At Bakara, one of the city’s largest open-air markets, traders in slacks and sandals or colorful dresses and headscarves sell fruits and vegetables, clothing and cosmetics, camels’ legs and intestines, fuel and khat, a popular plant-based stimulant that is chewed across the region. By the time the market opens at 6 a.m., traders, mechanics, metalworkers, tailors, and hairdressers are already busy chatting with customers. Groups of young men sit together chewing khat and sipping sweet black Somali tea.

“I’m happy with my business because it gives me huge profits,” says Amina Abdi, a mother of six who owns a fruit stall. “I use the profits from my business to pay rent, feed, and educate my children.”

While this might sound normal and even obvious in many countries, here in brutalized Somalia, such sentiments were rarely heard for decades.

Somalia has long been one of the world’s most dangerous countries. A civil war broke out in 1991 when warlords overthrew dictator Mohamed Siad Barre and then turned on one another. After one of the warlords killed UN peacekeepers, United States special forces moved in to disrupt his operations, leading to the failed “Black Hawk Down” raid that killed 18 Americans and hundreds of Somalis.

In the decades that followed, large swaths of Somalia were controlled by an al-Qaida-linked militant group, al-Shabab, which is responsible for terrorist attacks that have killed thousands of people internally and in Kenya and Uganda. The militants destroyed the infrastructure of the capital, leaving government offices, schools, health care centers, markets, and banks in rubble. Thousands of children displaced by the chaos and carnage of the civil war were abandoned to the streets. Others were recruited to fight. A famine in 2011 killed an estimated 260,000 Somalis.

But these days things are — miraculously, some say — slowly but surely improving. The African Union force in Somalia and the Somali National Army have pushed al-Shabab militants toward the margins of the country. American drone strikes have also targeted the group. The militants still set off bombs in the capital, and Somalia still ranks as one of the world’s most terrorized countries, but the numbers of attacks and deaths have both declined steadily since 2013.

Many residents say the blanket of fear in Mogadishu and elsewhere has mostly lifted.

“We are always afraid of the attacks, but life must go on,” Abdi says. “We’ve wasted a lot of time fighting each other, and it’s time to rebuild our lives despite the security challenges.”

That spirit infuses several residents I spoke with when I visited this spring — people who are rebuilding their businesses and personal lives. Somalis living abroad who have been raised and educated in the West and annually sent millions of dollars to the country in remittances — contributing up to 40 percent of the economy — are now opting to return to rebuild their homeland.

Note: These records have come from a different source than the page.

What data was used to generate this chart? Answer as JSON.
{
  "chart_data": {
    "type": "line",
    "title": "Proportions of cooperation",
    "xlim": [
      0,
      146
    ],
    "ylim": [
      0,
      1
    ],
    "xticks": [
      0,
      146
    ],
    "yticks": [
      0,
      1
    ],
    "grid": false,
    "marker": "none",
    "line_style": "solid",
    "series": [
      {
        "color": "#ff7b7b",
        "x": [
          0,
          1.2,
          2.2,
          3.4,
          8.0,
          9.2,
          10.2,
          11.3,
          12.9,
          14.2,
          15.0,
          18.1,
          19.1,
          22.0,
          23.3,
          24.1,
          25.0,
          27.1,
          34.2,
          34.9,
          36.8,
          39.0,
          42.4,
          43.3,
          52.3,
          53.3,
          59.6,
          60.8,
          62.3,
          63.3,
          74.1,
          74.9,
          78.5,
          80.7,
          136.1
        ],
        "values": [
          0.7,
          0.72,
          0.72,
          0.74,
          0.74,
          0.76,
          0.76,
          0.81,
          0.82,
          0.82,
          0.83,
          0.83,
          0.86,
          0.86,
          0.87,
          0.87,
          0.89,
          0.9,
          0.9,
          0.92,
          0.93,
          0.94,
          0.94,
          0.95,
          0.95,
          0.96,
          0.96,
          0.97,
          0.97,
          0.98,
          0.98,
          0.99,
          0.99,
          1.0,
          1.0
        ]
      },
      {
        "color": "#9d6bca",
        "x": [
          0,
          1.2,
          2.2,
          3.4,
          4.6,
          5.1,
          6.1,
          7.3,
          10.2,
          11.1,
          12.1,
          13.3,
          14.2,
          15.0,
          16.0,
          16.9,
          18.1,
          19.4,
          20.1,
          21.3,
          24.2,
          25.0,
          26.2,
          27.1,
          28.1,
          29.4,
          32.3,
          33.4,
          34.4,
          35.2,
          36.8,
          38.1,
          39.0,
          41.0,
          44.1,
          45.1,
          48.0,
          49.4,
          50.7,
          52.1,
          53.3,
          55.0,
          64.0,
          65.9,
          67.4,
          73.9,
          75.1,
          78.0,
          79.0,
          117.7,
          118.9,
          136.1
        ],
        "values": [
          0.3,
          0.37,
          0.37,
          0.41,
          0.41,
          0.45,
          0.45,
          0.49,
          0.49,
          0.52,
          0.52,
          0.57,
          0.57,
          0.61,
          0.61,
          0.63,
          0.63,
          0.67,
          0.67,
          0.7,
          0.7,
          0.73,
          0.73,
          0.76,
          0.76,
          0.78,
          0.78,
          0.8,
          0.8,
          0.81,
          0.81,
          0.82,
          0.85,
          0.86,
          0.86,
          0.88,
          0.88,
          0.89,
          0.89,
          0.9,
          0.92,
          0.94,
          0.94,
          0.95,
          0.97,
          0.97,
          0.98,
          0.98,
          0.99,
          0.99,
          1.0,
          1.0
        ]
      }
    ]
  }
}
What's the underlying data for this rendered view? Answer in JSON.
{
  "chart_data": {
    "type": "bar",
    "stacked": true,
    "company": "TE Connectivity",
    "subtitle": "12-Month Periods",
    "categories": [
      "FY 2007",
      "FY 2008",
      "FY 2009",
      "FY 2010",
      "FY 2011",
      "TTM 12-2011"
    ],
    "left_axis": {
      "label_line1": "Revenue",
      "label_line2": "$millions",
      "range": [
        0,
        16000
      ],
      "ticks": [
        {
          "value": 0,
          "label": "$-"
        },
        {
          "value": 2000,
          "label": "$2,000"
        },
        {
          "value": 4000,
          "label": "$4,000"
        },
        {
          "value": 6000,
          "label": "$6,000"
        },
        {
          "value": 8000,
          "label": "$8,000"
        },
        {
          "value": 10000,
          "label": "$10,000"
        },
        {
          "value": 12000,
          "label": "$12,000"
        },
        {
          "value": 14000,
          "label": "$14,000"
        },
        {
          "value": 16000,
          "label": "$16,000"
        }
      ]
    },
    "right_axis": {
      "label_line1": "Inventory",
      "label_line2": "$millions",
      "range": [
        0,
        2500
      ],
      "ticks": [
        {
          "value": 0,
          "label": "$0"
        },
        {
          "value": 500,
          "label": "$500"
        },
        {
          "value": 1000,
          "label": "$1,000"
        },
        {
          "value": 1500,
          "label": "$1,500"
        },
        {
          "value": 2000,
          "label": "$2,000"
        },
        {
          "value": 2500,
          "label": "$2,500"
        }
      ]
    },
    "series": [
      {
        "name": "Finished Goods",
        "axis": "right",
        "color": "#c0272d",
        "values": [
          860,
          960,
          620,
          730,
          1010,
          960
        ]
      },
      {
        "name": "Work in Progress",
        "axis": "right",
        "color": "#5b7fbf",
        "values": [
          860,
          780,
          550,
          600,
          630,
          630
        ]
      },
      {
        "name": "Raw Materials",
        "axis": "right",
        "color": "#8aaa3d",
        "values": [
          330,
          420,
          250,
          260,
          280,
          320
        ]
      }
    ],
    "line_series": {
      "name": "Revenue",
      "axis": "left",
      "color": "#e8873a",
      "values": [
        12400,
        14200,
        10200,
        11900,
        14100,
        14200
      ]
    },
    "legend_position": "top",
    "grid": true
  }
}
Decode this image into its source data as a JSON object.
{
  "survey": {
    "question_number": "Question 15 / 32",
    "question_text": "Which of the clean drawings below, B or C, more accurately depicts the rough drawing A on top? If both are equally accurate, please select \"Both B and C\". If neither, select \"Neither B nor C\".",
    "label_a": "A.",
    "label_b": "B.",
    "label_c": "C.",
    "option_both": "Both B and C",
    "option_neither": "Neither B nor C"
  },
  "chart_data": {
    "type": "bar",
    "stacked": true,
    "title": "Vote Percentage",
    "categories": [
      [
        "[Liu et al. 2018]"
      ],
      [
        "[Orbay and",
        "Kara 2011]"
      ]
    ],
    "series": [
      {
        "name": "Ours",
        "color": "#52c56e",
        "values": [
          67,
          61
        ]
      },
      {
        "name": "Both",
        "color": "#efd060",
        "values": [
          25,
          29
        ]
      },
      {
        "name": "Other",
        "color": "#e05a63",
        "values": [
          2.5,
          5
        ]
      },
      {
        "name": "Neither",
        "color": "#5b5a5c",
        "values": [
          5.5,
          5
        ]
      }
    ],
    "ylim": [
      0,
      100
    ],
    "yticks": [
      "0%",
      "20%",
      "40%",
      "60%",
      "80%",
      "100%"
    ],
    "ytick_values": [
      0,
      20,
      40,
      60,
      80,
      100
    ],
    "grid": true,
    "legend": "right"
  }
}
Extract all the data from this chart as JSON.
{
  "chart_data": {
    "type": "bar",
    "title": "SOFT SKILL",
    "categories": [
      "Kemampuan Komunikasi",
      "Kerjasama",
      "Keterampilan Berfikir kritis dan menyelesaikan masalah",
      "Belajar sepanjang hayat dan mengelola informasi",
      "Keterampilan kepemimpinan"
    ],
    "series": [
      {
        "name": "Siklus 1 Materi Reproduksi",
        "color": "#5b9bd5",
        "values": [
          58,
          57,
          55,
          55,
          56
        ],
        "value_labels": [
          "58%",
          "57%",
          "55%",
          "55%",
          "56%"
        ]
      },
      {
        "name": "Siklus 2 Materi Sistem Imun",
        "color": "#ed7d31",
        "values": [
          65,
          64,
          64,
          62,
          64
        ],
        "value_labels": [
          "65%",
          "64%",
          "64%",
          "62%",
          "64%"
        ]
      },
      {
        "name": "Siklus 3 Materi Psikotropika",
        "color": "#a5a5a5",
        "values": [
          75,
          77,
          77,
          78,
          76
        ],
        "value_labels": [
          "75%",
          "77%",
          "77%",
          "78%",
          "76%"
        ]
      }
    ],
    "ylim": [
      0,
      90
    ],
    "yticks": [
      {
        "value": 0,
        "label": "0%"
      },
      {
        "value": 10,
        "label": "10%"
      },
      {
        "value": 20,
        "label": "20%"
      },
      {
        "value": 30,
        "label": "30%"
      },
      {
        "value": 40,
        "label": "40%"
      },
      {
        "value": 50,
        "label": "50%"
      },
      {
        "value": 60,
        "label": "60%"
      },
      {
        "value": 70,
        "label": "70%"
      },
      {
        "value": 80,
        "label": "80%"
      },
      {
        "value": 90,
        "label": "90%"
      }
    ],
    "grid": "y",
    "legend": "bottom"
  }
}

That’s prompted a real estate boom. New construction is popping up everywhere in the capital. Shops and houses built soon after independence from Britain in 1960 have been razed and replaced by shopping malls built by local businessmen and returning members of the Somali diaspora, according to Said Mohamed, 58, an investor and consultant who fled Somalia for Minnesota in 1994 but recently returned to the capital.